Key emerging directions include co-optimized data-aware hybridization (e.g., for LLMs), broader adoption in non-volatile memory arrays (ReRAM, PCRAM), progressive scaling of array sizes, dynamic precision allocation via run-time workload analysis, and full-stack integration into AI-specific SoCs.

7. Outlook and Impact

Hybrid analog-digital CIM approaches constitute a pivotal direction in data-centric hardware, striking an operational balance between throughput, precision, area, and power. Through embedding analog MAC where device physics permits, fusing it with digitally controlled quantization and accumulation, and adapting precision at per-layer or per-operation granularity, hybrid CIM enables next-generation AI acceleration—supporting dynamic, context-dependent tasks without incurring the prohibitive barriers of either pure digital or pure analog implementations.
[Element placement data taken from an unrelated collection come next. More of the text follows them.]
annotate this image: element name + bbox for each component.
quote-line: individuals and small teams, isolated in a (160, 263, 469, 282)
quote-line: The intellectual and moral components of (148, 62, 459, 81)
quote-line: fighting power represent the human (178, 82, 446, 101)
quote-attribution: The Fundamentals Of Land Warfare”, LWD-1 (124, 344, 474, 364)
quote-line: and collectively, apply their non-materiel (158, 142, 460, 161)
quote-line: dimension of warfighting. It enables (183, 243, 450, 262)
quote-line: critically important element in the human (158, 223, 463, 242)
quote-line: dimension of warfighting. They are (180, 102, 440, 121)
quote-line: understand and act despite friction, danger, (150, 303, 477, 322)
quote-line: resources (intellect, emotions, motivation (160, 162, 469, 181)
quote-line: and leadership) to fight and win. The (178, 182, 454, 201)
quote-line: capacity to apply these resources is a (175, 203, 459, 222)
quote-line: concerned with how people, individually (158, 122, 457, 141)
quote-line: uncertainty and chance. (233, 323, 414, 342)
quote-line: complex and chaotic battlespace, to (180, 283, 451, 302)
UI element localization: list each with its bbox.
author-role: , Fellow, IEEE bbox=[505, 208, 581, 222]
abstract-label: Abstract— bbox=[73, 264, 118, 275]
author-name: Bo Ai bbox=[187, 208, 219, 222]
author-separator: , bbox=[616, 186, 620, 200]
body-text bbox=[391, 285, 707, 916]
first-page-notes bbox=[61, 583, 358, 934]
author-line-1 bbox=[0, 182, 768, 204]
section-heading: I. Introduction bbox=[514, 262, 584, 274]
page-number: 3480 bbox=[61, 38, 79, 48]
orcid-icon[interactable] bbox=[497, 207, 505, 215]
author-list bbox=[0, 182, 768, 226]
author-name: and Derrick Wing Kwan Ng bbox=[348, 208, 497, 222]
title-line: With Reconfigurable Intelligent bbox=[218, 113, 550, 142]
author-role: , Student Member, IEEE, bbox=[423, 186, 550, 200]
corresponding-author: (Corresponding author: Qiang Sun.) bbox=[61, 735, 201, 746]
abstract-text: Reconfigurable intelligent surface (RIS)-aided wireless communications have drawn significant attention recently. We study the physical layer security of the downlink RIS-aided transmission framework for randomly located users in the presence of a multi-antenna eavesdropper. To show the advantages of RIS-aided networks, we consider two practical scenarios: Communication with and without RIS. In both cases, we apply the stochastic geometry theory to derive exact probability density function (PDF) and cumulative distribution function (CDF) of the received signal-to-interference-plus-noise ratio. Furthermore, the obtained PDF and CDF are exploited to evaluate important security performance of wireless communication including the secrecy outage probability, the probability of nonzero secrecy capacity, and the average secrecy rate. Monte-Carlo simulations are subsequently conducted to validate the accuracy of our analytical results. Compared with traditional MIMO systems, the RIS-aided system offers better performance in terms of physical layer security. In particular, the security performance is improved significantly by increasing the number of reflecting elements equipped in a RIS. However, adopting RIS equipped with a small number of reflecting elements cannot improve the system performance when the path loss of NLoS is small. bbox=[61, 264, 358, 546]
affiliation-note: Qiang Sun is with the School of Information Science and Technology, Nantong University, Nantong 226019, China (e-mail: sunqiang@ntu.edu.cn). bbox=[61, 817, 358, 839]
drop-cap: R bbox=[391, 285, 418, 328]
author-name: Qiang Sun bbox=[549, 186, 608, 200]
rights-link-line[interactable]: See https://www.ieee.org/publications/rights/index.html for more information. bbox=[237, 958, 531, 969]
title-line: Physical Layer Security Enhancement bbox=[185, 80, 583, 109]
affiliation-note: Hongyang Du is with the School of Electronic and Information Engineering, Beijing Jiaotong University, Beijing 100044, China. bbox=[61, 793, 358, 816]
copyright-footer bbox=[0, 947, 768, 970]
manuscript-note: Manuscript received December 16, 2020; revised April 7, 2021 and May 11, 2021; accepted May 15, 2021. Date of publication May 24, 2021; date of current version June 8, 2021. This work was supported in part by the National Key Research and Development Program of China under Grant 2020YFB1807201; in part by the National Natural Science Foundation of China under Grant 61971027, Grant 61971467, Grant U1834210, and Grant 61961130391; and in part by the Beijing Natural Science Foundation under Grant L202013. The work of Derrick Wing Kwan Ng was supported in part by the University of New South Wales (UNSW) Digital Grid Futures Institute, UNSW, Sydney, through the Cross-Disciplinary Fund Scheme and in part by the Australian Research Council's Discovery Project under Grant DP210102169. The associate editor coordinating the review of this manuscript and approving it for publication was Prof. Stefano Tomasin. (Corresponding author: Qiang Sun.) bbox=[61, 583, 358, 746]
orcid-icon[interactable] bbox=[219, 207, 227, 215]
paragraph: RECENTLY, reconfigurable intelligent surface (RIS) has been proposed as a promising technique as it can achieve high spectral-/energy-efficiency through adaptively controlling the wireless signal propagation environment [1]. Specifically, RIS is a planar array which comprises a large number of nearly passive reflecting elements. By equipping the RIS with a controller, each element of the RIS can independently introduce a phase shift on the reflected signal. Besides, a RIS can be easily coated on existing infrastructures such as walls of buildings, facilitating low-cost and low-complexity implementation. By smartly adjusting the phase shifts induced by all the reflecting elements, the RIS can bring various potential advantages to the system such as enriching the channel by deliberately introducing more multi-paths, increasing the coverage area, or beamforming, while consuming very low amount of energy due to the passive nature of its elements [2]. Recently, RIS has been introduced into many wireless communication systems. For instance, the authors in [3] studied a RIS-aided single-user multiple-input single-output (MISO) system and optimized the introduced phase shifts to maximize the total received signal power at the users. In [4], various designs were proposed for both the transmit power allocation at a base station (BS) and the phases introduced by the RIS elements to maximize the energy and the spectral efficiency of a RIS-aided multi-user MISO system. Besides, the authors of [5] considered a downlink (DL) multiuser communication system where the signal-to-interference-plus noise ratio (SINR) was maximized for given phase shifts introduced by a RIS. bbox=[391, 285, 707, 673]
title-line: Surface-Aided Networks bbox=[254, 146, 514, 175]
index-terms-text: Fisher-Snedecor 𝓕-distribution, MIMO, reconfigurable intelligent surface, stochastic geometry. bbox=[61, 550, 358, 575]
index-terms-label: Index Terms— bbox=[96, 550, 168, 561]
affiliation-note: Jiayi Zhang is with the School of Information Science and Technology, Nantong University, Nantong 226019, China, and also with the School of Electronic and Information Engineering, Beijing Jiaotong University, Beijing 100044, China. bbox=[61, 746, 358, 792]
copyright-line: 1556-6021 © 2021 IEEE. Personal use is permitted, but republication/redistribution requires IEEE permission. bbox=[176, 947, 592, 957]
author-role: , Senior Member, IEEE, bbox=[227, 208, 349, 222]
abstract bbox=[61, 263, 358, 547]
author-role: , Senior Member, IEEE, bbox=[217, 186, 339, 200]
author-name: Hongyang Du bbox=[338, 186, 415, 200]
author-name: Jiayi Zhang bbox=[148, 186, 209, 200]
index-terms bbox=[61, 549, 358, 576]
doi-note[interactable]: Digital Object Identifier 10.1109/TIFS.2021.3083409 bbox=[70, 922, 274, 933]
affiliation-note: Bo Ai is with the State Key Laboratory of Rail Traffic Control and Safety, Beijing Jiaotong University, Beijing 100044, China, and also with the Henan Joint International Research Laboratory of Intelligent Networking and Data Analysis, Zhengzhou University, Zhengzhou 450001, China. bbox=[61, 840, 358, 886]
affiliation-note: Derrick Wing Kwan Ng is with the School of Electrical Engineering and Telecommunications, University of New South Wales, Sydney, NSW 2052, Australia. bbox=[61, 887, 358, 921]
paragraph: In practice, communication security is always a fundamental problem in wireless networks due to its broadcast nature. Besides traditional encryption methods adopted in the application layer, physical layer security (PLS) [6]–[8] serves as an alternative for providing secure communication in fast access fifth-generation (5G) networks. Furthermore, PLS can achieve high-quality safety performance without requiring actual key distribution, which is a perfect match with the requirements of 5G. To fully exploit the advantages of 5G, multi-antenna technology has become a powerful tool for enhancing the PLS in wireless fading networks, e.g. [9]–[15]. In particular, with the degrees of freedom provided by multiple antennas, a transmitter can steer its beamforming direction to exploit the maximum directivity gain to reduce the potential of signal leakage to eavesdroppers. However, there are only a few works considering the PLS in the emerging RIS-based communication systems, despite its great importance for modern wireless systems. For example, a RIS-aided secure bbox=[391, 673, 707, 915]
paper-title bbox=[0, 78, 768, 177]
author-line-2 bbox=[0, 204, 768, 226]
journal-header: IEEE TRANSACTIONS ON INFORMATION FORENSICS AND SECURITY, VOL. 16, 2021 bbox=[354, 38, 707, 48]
Future deployments in edge-AI, cloud inference, wireless DSP, and general-purpose high performance computing are poised to expand as developments in calibration, control, and toolchain support further mature the ecosystem (Nasrin et al., 2023, Yoshioka, 2023, Yoshioka et al., 2024, Konno et al., 25 Aug 2025, Negi et al., 2024, Chen et al., 2023, Khosravi et al., 19 Jul 2025, Feng et al., 16 Aug 2025, Yi et al., 11 Feb 2025, Chakraborty et al., 15 Apr 2026, Moradifirouzabadi et al., 2024).